I set up a “Migration User Journey.”

  1. User enters credentials in the B2C login box.
  2. B2C checks its own database. (User not found).
  3. B2C calls a REST API (Azure Function) behind the scenes.
  4. The Azure Function tries to log in to Auth0 with those credentials via the Resource Owner Password Grant.
  5. If Auth0 says “Success,” B2C creates the user in its directory and sets the password to what they just typed.
  6. User is logged in.

To the user, nothing changed. To us, they just moved databases.

Phase 2: Mapping Claims & Tokens

Auth0 and Azure AD emit tokens differently.

  • Auth0 might call it https://schemas.myapp.com/role.
  • Azure AD likes extension_Role.

I used the OutputClaimsTransformation feature in B2C to rename claims on the fly. This meant I didn’t have to rewrite my backend API code. I just told B2C to “speak the language” of my existing app.

Phase 3: The Parallel Run

For two weeks, we supported both login methods.

  • New users went straight to B2C.
  • Existing users went through the JIT flow.
  • We used a Traffic Manager to slowly ramp up traffic to the B2C endpoints.

Real Results: The “Enterprise” Grade

After the dust settled and the XML scars healed, the results spoke for themselves.

MetricAuth0 EraAzure AD B2C Era
Pricing ModelTiered MAU CliffsFirst 50k MAU Free
CustomizationJS Rules (Limited)IEF XML (Unlimited)
SecurityStandardMicrosoft SOC2 / HIPAA
B2B IntegrationPaid Add-onNative Entra ID Integration

1. Predictable Pricing

We went from a bill that fluctuated wildly to a bill that was largely… zero. The “Premium P1” features cost money, but the core authentication for our customer base fell entirely within the free tier.

2. Single Identity Ecosystem

Our internal staff uses Azure AD (Entra ID) for Office 365. Our customers use Azure AD B2C.
The integration is seamless. We can now easily invite a customer (B2C) to collaborate on a SharePoint document (B2B) because the underlying plumbing is the same Microsoft identity platform.

3. Compliance Confidence

When a new enterprise client asked, “Are you SOC2 compliant?” I didn’t have to explain our custom Auth0 rules. I just pointed to the Microsoft Trust Center. Azure AD B2C inherits the massive compliance framework of Azure. That conversation became 10x shorter.


Is Azure AD B2C Perfect?

No. Let me be brutally honest.

The Learning Curve is Vertical.
Auth0 is a gentle slope. Azure AD B2C Custom Policies is a cliff.

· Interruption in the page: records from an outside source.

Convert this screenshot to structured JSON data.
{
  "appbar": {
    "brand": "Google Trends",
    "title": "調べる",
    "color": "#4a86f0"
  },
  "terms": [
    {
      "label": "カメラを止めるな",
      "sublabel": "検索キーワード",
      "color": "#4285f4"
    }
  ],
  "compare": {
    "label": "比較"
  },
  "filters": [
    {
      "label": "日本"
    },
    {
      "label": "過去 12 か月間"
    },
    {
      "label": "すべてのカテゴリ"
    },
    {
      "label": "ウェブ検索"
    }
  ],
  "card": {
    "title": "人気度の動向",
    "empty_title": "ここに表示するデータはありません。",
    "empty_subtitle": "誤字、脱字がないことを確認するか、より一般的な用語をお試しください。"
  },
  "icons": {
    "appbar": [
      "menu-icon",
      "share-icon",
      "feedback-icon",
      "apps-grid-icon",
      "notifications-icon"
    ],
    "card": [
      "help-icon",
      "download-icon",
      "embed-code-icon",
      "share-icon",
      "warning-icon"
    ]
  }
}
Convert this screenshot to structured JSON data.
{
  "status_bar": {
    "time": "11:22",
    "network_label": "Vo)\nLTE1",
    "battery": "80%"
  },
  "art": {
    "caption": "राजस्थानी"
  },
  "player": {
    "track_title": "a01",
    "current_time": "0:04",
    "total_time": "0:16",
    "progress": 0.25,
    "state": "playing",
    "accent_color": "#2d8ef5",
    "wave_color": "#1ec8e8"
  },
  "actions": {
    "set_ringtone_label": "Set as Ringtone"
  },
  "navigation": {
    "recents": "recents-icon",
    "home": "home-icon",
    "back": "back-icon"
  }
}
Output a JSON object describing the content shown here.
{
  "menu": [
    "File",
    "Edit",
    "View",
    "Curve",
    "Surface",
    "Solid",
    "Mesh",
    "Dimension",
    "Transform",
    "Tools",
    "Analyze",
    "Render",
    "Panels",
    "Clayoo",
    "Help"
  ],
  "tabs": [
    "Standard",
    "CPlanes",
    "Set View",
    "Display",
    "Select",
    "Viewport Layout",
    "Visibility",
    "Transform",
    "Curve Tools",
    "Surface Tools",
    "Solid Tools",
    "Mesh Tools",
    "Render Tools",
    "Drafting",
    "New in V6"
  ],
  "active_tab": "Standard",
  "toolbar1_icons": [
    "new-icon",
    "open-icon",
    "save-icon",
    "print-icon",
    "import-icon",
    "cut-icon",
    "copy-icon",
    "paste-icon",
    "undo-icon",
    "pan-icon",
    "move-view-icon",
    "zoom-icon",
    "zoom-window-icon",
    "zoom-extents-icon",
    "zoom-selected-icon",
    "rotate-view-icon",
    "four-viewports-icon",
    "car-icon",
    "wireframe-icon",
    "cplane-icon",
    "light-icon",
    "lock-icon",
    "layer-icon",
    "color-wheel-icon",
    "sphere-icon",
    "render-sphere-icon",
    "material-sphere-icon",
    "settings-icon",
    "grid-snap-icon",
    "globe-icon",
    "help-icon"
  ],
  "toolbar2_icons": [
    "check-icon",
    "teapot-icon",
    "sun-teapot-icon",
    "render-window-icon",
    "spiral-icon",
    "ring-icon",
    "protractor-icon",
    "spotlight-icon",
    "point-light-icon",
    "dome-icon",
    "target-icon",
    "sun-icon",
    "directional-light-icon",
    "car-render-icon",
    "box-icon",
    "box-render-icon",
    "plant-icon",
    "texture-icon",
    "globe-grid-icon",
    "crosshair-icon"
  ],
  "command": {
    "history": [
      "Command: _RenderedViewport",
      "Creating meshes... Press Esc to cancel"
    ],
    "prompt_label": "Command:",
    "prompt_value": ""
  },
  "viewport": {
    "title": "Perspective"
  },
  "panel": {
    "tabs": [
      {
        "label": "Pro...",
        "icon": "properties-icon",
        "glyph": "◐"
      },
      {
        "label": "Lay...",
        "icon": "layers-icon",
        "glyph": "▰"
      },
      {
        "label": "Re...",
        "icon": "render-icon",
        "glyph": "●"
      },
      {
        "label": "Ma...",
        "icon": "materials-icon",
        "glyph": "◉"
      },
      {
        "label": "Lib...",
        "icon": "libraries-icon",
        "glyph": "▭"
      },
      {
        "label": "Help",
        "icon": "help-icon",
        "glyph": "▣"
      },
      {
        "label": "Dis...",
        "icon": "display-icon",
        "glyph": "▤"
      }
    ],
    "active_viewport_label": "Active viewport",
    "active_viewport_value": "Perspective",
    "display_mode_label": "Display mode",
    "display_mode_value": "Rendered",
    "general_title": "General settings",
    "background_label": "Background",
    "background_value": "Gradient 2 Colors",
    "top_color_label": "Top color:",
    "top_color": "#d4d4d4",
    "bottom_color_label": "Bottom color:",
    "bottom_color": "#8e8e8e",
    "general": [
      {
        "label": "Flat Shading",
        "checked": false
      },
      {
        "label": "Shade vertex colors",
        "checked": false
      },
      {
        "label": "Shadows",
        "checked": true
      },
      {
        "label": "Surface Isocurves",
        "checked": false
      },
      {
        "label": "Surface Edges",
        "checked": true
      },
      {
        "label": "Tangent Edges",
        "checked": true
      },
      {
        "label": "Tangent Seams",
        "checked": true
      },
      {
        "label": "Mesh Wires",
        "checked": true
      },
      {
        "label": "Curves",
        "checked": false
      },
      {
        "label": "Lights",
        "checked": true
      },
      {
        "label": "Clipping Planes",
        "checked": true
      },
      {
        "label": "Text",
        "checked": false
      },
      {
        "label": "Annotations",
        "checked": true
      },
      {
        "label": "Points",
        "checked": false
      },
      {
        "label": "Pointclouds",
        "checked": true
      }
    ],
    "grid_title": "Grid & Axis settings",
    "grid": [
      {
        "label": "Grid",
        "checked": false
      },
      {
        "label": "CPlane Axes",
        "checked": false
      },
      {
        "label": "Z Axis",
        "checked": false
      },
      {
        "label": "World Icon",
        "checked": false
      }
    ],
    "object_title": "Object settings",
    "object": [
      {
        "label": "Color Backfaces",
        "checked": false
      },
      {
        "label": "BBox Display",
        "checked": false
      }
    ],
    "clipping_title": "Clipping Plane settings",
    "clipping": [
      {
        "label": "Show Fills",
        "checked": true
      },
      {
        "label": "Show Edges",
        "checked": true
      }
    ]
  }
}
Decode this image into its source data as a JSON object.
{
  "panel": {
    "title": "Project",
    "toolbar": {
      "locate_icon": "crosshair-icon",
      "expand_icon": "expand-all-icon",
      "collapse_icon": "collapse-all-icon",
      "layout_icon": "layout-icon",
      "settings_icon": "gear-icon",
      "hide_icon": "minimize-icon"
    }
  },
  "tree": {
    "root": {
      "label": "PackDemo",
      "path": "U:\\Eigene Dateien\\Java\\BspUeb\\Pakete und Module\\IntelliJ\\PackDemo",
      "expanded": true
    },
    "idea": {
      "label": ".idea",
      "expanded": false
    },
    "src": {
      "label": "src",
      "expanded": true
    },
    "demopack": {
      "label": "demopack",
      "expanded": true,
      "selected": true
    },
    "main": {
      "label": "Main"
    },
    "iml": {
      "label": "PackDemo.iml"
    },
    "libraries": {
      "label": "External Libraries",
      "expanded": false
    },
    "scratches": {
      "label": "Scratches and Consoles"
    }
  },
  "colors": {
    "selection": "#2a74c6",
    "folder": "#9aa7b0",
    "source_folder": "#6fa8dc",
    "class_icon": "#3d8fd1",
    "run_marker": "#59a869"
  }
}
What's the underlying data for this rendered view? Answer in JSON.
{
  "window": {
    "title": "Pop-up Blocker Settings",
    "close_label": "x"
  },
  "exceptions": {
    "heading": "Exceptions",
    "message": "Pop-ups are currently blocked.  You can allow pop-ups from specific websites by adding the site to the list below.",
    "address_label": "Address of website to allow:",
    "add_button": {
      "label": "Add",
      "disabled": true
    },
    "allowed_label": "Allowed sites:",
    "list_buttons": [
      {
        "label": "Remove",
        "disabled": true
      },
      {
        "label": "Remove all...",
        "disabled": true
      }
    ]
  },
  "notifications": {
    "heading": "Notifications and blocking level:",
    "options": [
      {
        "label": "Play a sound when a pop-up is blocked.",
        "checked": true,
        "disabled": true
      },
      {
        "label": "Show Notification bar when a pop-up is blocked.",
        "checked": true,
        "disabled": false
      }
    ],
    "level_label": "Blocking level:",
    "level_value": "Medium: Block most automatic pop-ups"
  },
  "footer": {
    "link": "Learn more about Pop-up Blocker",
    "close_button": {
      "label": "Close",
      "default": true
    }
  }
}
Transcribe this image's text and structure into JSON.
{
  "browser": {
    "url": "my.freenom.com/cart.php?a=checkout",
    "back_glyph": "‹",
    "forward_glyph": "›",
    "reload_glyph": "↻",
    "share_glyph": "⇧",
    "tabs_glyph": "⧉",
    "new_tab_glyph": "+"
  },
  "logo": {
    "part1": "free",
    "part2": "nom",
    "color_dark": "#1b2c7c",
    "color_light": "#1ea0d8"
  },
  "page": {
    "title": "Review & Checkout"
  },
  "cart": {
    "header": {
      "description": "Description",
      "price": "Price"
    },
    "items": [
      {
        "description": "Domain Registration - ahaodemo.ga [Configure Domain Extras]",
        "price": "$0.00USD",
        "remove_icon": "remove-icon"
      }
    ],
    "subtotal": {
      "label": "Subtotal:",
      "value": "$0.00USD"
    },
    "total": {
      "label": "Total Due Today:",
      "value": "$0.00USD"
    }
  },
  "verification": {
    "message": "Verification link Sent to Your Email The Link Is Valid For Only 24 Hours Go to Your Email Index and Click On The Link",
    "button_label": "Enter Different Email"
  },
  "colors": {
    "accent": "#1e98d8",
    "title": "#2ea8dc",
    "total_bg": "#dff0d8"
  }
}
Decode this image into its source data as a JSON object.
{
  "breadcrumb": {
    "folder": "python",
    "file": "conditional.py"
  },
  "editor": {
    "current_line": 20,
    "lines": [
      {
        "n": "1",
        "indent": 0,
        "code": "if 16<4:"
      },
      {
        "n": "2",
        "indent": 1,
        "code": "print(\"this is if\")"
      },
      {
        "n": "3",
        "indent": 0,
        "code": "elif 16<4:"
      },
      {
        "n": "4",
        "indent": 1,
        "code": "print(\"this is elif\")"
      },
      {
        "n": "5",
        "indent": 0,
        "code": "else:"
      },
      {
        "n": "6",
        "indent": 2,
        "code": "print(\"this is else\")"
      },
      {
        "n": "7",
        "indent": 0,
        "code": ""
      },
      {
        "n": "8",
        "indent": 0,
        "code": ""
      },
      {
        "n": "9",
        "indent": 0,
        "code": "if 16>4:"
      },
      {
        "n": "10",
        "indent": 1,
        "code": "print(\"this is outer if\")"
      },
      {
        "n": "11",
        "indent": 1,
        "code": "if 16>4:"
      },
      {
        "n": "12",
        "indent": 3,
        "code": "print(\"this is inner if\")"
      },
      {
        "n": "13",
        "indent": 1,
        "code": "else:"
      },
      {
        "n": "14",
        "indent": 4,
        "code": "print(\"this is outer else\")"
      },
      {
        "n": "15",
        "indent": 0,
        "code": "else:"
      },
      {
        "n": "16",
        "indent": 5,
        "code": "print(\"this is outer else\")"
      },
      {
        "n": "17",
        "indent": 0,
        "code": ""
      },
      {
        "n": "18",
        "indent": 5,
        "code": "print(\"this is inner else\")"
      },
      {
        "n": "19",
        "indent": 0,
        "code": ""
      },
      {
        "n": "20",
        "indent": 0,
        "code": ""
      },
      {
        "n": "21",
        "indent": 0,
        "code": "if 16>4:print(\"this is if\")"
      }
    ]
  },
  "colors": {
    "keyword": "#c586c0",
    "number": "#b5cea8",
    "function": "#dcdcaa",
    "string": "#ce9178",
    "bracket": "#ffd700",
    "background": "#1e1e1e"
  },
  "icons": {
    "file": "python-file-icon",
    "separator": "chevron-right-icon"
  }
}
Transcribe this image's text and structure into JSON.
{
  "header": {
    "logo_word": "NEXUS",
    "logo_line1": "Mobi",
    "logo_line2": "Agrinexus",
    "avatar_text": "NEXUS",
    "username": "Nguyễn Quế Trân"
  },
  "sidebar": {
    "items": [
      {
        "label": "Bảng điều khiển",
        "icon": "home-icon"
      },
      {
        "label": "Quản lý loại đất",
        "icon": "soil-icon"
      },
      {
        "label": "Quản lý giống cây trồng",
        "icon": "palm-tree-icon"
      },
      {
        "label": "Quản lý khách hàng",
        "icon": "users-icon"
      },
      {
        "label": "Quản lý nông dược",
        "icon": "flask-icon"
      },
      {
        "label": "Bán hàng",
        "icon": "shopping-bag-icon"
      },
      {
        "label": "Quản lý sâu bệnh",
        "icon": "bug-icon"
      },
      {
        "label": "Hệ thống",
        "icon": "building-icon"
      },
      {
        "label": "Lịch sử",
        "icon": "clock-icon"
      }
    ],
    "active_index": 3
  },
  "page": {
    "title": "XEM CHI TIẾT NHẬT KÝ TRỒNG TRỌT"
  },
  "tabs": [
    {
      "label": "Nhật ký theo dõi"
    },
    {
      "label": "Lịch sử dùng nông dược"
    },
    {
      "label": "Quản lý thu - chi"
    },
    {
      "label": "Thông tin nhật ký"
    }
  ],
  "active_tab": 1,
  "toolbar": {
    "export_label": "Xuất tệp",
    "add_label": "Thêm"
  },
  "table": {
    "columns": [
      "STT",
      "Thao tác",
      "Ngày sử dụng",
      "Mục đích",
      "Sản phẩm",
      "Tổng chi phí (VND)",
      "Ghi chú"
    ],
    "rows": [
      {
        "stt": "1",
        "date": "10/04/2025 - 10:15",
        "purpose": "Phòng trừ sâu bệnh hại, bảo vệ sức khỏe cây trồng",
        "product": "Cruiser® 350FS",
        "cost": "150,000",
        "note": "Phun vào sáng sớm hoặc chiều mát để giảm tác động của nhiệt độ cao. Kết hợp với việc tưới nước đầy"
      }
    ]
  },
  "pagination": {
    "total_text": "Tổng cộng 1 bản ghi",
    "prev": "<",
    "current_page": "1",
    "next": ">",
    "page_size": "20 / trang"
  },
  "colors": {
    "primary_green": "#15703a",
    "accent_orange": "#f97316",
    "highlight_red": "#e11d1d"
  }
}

You will spend days debugging cryptic XML error messages like “A claim of type ‘userId’ was not found.” You need to understand OpenID Connect protocols deeply.

The Documentation is “Dense.”
Microsoft’s documentation is comprehensive, but finding the exact example for a specific custom policy scenario can be like finding a needle in a haystack.

The Portal UI.
The Azure portal experience for B2C can feel disjointed compared to the slick Auth0 dashboard.


Final Thoughts

I’m talking to myself here, and to any CTO or Architect staring at an identity provider bill that rivals their cloud compute costs.
Auth0 is fantastic for getting started. It is the best developer experience in the market, hands down.
But Azure AD B2C is the best enterprise experience in the market.
The move wasn’t easy. I traded the simplicity of JavaScript for the complexity of XML. But in return, I got a platform that I own, that scales without bankruptcy, and that allows me to build absolutely any authentication flow my clients can dream up.
The grass isn’t just greener. It’s virtually free for the first 50,000 users. And in the SaaS game, that is an advantage you can’t ignore.